# Texas Star, pre war possibly?



## Miguello (Aug 6, 2013)

Just picked up a VERY rusty rear facing dropout balloon tire frame. Double curved top tubes, rear downward facing drops. Very cool lines, though I don't know if it's even salvageable? Original paint scheme can just barely be made out, on the bottom of the frame tubes. Grass green main color, with a white front, and a red pinstripe separating the two. Headbadge is on the bike, and the rivets look original. It's red and aluminum, and screams TEXAS STAR in huge letters. The weird part though, is that there is another set of holes visible at the sides of the headbadge( on the head tube), ala Columbia style, or whoever had side rivets rather than vertical. It has the remnants of an old metal pan springer saddle, though the leather is just about completely gone. Were these rebadged Columbias? Does anyone know? Has anyone every heard of the brand before? Thanks for any info!
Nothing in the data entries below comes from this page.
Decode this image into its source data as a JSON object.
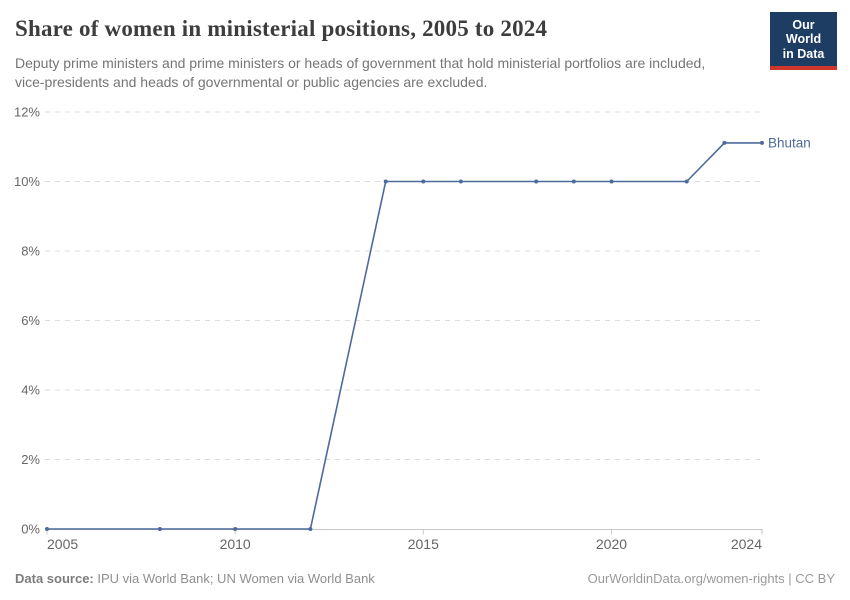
{
  "header": {
    "title": "Share of women in ministerial positions, 2005 to 2024",
    "subtitle": "Deputy prime ministers and prime ministers or heads of government that hold ministerial portfolios are included, vice-presidents and heads of governmental or public agencies are excluded.",
    "logo": {
      "line1": "Our World",
      "line2": "in Data",
      "bg_color": "#1d3d63",
      "accent_color": "#d0352b"
    }
  },
  "chart_data": {
    "type": "line",
    "title": "Share of women in ministerial positions, 2005 to 2024",
    "xlabel": "",
    "ylabel": "",
    "xlim": [
      2005,
      2024
    ],
    "ylim": [
      0,
      12
    ],
    "x_ticks": [
      2005,
      2010,
      2015,
      2020,
      2024
    ],
    "y_ticks": [
      0,
      2,
      4,
      6,
      8,
      10,
      12
    ],
    "y_tick_suffix": "%",
    "grid": "horizontal-dashed",
    "legend_position": "end-of-line",
    "series": [
      {
        "name": "Bhutan",
        "color": "#4c6a9c",
        "points": [
          [
            2005,
            0
          ],
          [
            2008,
            0
          ],
          [
            2010,
            0
          ],
          [
            2012,
            0
          ],
          [
            2014,
            10
          ],
          [
            2015,
            10
          ],
          [
            2016,
            10
          ],
          [
            2018,
            10
          ],
          [
            2019,
            10
          ],
          [
            2020,
            10
          ],
          [
            2022,
            10
          ],
          [
            2023,
            11.11
          ],
          [
            2024,
            11.11
          ]
        ]
      }
    ],
    "colors": {
      "gridline": "#dcdcdc",
      "axis": "#c8c8c8",
      "tick_label": "#666666"
    }
  },
  "footer": {
    "source_label": "Data source:",
    "source_text": " IPU via World Bank; UN Women via World Bank",
    "right_text": "OurWorldinData.org/women-rights | CC BY"
  }
}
PICS.. Yep, that's Ricky the Switchblade sniffing the dropout, making sure it's good enough.... Yes the price was FREE, otherwise I wouldn't have bothered loading it in the truck...


----------



## slick (Aug 6, 2013)

I want that badge!!! How much??


----------



## scrubbinrims (Aug 6, 2013)

The bicycle looks to be made by HP Snyder and looks so rough, even your cat is thinking WTF???
Sell the badge, take your wife out to dinner, move on.
Chris


----------



## Miguello (Aug 6, 2013)

scrubbinrims said:


> The bicycle looks to be made by HP Snyder and looks so rough, even your cat is thinking WTF???
> Sell the badge, take your wife out to dinner, move on.
> Chris




The middle part of the badge, you can see where the dirt rubbed off, and I think the whole thing will clean up fairly well. So, what do I ask for it though? How nice of a dinner? Chili's or Lobster?


----------



## Miguello (Aug 6, 2013)

The frame would make a nice garage wall hanger? At least the rats wouldn't eat half of it, like they did my alligator head.


----------



## sbusiello (Aug 7, 2013)

*i vote scrub*

Looks like surface rust. I am a newbie, but I have had 3 weeks of intensive rust removal experience, I would gently take the badge off, sell it, the get a big plastic cement tray and 4 jugs of vinegar and let it sit for 20 hours. Give it a wire brush scrub and see how it looks. Personally I think it will look fantastic and you can either use or eBay it.


----------



## slick (Aug 7, 2013)

So sell me that badge already! Sandblast the frame with the money from the badge and you are ready to go! PM me a price. Thanks


----------